La question du nombre d’enfants qui serait le mieux pour le bien-être mental des femmes fait de plus en plus parler d’elle, surtout à une époque où les inégalités entre les sexes restent bien présentes. Une étude récente publiée dans le Journal of Affective Disorders par des chercheurs de l’Université de Soochow jette un regard nouveau sur la façon dont le nombre d’enfants pourrait se répercuter sur la parentalité et bien-être des femmes. En s’appuyant sur une analyse détaillée des données de plus de 55 000 femmes issues de la UK Biobank, cette recherche nous offre des éléments intéressants sur un sujet souvent laissé de côté.

Inégalités et moral

Même si on a bien avancé en matière d’égalité entre les sexes, les femmes continuent de se heurter à des obstacles particuliers qui nuisent à leur bien-être psychique. D’après le baromètre « Les Français.es et leur bien-être mental » publié par l’IFOP pour la fondation Aesio en septembre 2024, 26 % des femmes cataloguent leur santé mentale comme moyenne ou mauvaise, contre seulement 14 % des hommes.
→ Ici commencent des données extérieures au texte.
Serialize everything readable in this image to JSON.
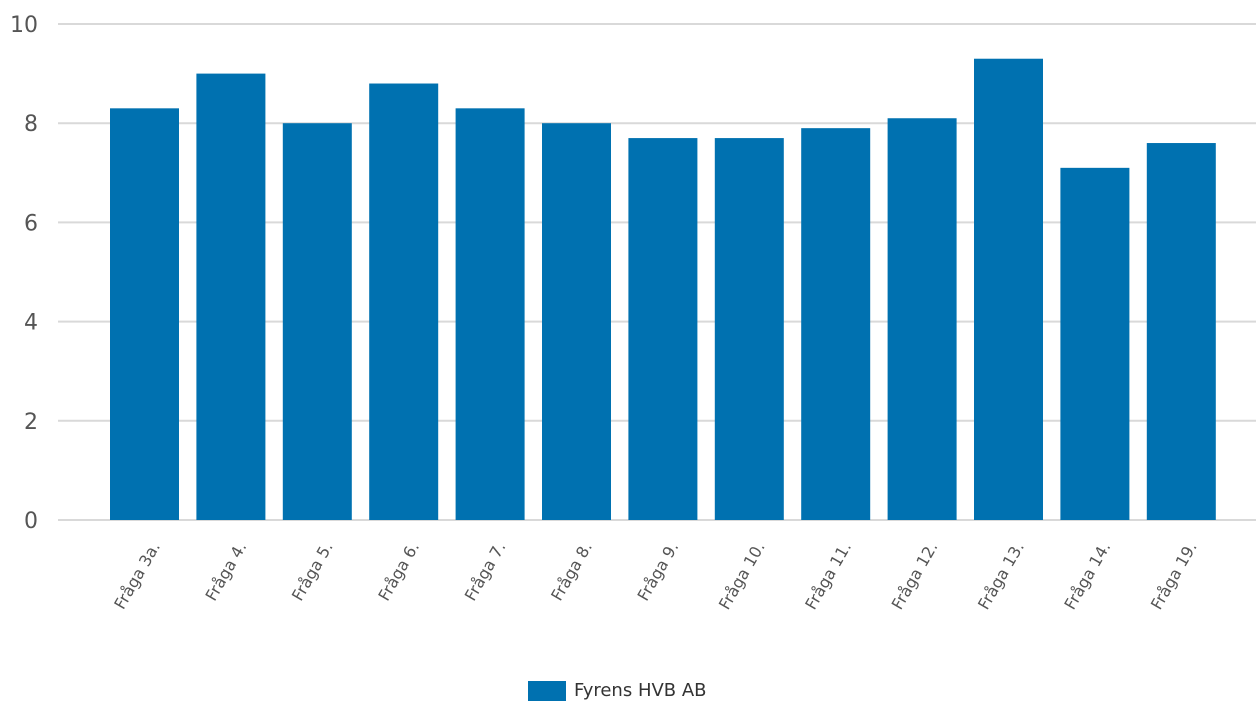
{
  "chart_data": {
    "type": "bar",
    "categories": [
      "Fråga 3a.",
      "Fråga 4.",
      "Fråga 5.",
      "Fråga 6.",
      "Fråga 7.",
      "Fråga 8.",
      "Fråga 9.",
      "Fråga 10.",
      "Fråga 11.",
      "Fråga 12.",
      "Fråga 13.",
      "Fråga 14.",
      "Fråga 19."
    ],
    "series": [
      {
        "name": "Fyrens HVB AB",
        "values": [
          8.3,
          9.0,
          8.0,
          8.8,
          8.3,
          8.0,
          7.7,
          7.7,
          7.9,
          8.1,
          9.3,
          7.1,
          7.6
        ]
      }
    ],
    "ylim": [
      0,
      10
    ],
    "yticks": [
      0,
      2,
      4,
      6,
      8,
      10
    ],
    "grid": true,
    "legend_position": "bottom-center",
    "colors": {
      "bar": "#0071b0",
      "grid": "#d9d9d9",
      "text": "#555555"
    }
  }
}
Ce constat est encore plus inquiétant chez les jeunes de moins de 35 ans, avec 30 % de jeunes femmes qui déclarent avoir des soucis psychiques, comparativement à 12 % chez les hommes du même âge.
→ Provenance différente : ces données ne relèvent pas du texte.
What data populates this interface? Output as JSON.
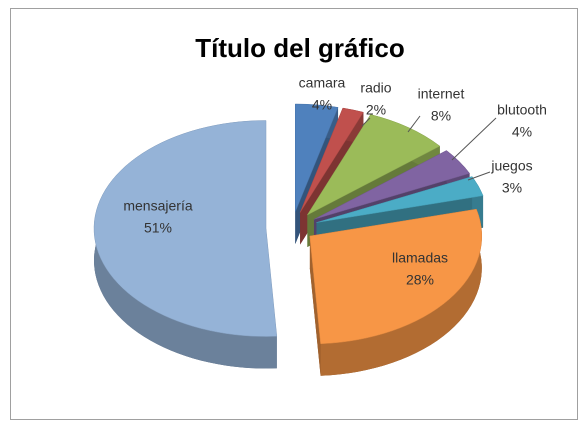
{
  "chart_data": {
    "type": "pie3d",
    "title": "Título del gráfico",
    "categories": [
      "camara",
      "radio",
      "internet",
      "blutooth",
      "juegos",
      "llamadas",
      "mensajería"
    ],
    "values": [
      4,
      2,
      8,
      4,
      3,
      28,
      51
    ],
    "value_labels": [
      "4%",
      "2%",
      "8%",
      "4%",
      "3%",
      "28%",
      "51%"
    ],
    "colors": [
      "#4f81bd",
      "#c0504d",
      "#9bbb59",
      "#8064a2",
      "#4bacc6",
      "#f79646",
      "#95b3d7"
    ]
  }
}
Parmi les raisons de ces différences, on retrouve non seulement des éléments biologiques mais aussi une pression sociétale qui ne fait qu’augmenter les difficultés. Les tâches ménagères jouent également un rôle important : l’Insee indique que les femmes passent en moyenne 1h30 de plus par jour que les hommes à s’en occuper. Et, souvent, c’est toujours elles que contactent l’école lorsqu’un enfant est malade, ce qui perturbe directement leur présence au travail.

L’étude de l’université de Soochow

La recherche menée par l’équipe taïwanaise suggère qu’avoir deux enfants pourrait représenter un nombre équilibré pour préserver le moral des mamans. En effet, il semblerait que passer de zéro à deux enfants réduise le risque de développer un trouble bipolaire ou une dépression majeure de près de 30 %. Toutefois, au-delà de deux enfants, cette protection semble diminuer petit à petit.
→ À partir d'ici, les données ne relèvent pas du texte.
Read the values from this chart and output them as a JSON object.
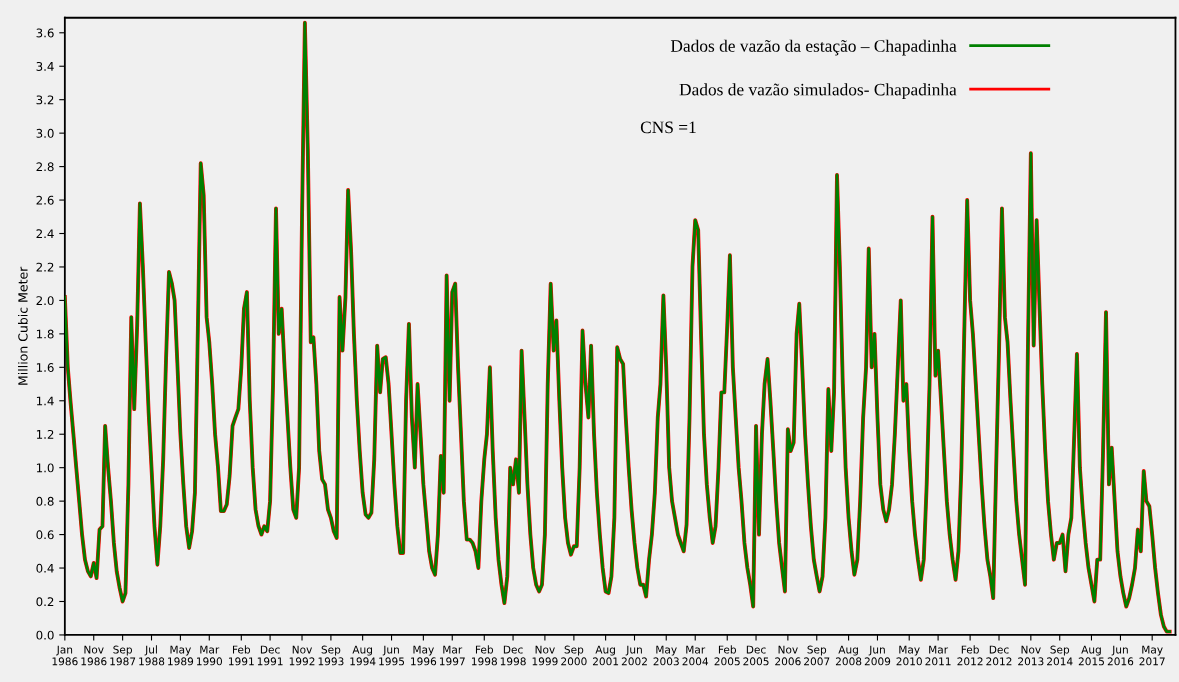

Ce phénomène s’explique, en partie, par les changements hormonaux liés à la grossesse. L’augmentation des niveaux d’œstrogènes et de progestérone non seulement booste la fonction cérébrale mais aide aussi à réguler les systèmes qui gouvernent l’humeur et la cognition. Par ailleurs, le lien fort entre la mère et son enfant, et le soin qu’elle prodigue, stimulent le système dopaminergique, apportant une vraie bouffée d’épanouissement émotionnel tout en réduisant les risques de dépression.

Des avis partagés sur le nombre « idéal »

Si cette étude met en avant certains avantages à avoir deux enfants, elle ne doit absolument pas être vue comme une règle à suivre pour toutes. La psychologue Amélie Boukhobza rappelle que « ce qui compte, ce n’est pas tant le nombre d’enfants que ce qui entoure cette situation : le soutien dont on bénéficie, la qualité du lien créé… et surtout, le temps qu’on parvient à se ménager pour soi ». Pour certaines, avoir un seul enfant ou même aucun enfant peut rimer avec plein d’épanouissement personnel.

Il faut se rappeler que chaque femme a ses envies et ses contraintes propres. Le choix du nombre d’enfants devrait se baser sur ses désirs personnels et non sur une norme imposée par la société ou des études scientifiques.

La discussion autour de ce nombre optimal met en lumière à quel point le soutien de l’entourage et de la famille peut jouer un rôle majeur pour le moral des mamans. En continuant à explorer ces dynamiques compliquées, il importe de respecter et de valoriser les choix personnels de chacune, tout en œuvrant ensemble pour diminuer les inégalités qui pèsent sur la santé mentale des femmes.